Quand on parle de chômage aujourd’hui, on l’imagine comme un fléau, une calamité qui déstabilise, démoralise. On s’endette, on s’éclipse en terre étrangère, on s’éloigne de son confort familial pour finalement revenir en errant. L’idée même de poursuivre des études supérieures ailleurs qu’à Maurice représente une possibilité d’amélioration de l’identité sociale.

Elle renvoie à un champ de reproduction d’un idéal de réussite. Il incombe de se reconstituer ailleurs pour se sécuriser et se revaloriser. Les jeunes s’en vont « chercher l’oxygène » afin de donner un nouveau sens à leurs vies. Le hic c’est que ce rêve se brise très vite pour beaucoup d’entre eux. La gloire qu’apporte l’éducation se heurte à la réalité cruelle du chômage. Qui dit chômage dit non-reconnaissance des efforts fournis pendant tant d’années de sacrifice et de dur labeur.
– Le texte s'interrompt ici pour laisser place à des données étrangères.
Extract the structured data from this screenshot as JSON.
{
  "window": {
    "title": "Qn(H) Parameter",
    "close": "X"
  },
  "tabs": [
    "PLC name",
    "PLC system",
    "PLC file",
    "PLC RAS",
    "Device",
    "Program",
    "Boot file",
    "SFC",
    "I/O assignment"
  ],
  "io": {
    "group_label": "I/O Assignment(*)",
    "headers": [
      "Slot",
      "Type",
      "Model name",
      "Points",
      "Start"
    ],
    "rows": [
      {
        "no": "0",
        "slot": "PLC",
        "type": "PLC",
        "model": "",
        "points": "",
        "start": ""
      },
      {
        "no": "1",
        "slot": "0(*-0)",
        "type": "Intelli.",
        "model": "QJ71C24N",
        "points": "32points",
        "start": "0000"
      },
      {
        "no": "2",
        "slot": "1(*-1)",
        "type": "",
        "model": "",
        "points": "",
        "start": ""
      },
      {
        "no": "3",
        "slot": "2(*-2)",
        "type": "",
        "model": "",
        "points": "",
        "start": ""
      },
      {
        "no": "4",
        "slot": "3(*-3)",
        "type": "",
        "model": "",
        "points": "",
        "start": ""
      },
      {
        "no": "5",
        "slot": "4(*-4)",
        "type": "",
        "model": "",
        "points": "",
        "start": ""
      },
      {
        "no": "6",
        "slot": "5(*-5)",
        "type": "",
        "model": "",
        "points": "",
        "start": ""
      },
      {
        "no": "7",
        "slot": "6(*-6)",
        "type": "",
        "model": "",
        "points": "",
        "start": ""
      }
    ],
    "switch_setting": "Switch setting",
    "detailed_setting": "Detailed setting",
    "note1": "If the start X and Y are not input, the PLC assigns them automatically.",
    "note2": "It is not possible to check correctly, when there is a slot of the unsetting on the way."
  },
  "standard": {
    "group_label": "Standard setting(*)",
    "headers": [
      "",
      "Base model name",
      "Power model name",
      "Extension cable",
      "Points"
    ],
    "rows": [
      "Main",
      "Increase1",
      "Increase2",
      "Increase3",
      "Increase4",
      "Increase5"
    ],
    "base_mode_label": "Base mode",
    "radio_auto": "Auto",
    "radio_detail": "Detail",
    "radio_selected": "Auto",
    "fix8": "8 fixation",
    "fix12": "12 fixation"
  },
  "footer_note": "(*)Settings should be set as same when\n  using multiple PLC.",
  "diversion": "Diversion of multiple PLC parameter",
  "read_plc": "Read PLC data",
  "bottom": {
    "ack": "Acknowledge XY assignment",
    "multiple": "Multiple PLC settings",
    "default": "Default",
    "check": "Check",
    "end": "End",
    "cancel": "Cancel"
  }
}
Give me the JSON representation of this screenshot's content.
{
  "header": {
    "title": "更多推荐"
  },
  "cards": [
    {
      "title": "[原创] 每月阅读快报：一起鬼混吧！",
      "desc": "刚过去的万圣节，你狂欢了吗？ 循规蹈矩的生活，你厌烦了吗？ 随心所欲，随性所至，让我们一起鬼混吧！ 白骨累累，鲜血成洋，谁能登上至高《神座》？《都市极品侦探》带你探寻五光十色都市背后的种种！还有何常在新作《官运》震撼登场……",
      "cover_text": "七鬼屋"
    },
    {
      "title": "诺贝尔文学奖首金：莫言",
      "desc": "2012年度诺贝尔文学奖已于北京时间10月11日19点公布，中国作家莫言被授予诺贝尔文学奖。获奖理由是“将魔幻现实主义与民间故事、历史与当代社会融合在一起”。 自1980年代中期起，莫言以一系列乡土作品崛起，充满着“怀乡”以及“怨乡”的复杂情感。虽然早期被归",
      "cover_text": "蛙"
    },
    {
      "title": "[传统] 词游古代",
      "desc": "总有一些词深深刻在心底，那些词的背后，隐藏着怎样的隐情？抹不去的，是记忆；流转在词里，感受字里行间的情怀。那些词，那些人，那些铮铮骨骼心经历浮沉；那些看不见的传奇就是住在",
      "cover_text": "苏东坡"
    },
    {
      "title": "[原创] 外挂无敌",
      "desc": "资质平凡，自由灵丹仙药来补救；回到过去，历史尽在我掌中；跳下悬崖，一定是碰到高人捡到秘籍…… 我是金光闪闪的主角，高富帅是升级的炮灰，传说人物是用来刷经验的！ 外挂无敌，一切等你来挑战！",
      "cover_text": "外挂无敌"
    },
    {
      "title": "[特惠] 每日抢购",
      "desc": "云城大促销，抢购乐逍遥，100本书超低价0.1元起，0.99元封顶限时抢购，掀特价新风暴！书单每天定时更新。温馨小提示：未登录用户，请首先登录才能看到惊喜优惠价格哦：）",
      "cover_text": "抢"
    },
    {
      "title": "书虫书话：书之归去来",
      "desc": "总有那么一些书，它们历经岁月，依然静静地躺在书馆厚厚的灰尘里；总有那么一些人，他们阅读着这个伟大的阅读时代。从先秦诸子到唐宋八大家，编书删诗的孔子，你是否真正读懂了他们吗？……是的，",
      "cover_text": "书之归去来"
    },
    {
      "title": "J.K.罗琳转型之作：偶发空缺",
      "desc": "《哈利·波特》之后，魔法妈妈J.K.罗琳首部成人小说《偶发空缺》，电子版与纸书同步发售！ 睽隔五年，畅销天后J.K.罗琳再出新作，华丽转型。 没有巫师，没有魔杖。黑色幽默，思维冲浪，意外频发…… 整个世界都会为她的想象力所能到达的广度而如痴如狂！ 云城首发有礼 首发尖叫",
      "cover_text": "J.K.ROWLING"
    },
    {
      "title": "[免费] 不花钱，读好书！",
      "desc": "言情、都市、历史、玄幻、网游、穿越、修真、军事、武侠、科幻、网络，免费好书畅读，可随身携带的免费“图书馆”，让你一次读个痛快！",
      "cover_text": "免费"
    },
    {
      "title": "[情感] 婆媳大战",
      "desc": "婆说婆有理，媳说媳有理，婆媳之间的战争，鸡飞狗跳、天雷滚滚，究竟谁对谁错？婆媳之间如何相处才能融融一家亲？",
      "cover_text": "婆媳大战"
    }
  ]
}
Il est question d’un traumatisme psychologique qui peut déboucher sur un état de stress post-traumatique tel qu’on l’observe après un accident ou une agression.

On postule, on reprend goût à la vie et puis rien, plus rien. On tourne en rond, on attend pendant qu’on regarde les autres travailler. Idem pour ceux qui ont perdu leur emploi. C’est l’heure de ranger chemises, pantalon, garde-manger pour faire face à une nouvelle réalité. On est à la recherche d’un équilibre de vie permanent. On cherche une nouvelle voie, une porte de sortie. On poireaute et on commence à douter de ses capacités. Arrivent alors les questions existentielles : « quel est le sens de LA vie » ?  et « quel est le sens de MA vie » ? « quelle direction prendre ou même, comment définir le Nord » ?  Pour se reprendre, il faut alors se dire que l’équilibre permanent n’existe pas. Et que le bonheur reste malgré tout, entre ses mains. À croire Socrate, « la chute n’est pas un échec. L’échec est de rester là où on est tombé ». En tant que simple pion sur l’échiquier de la vie, il faut s’armer de patience pour endurer une difficulté passagère.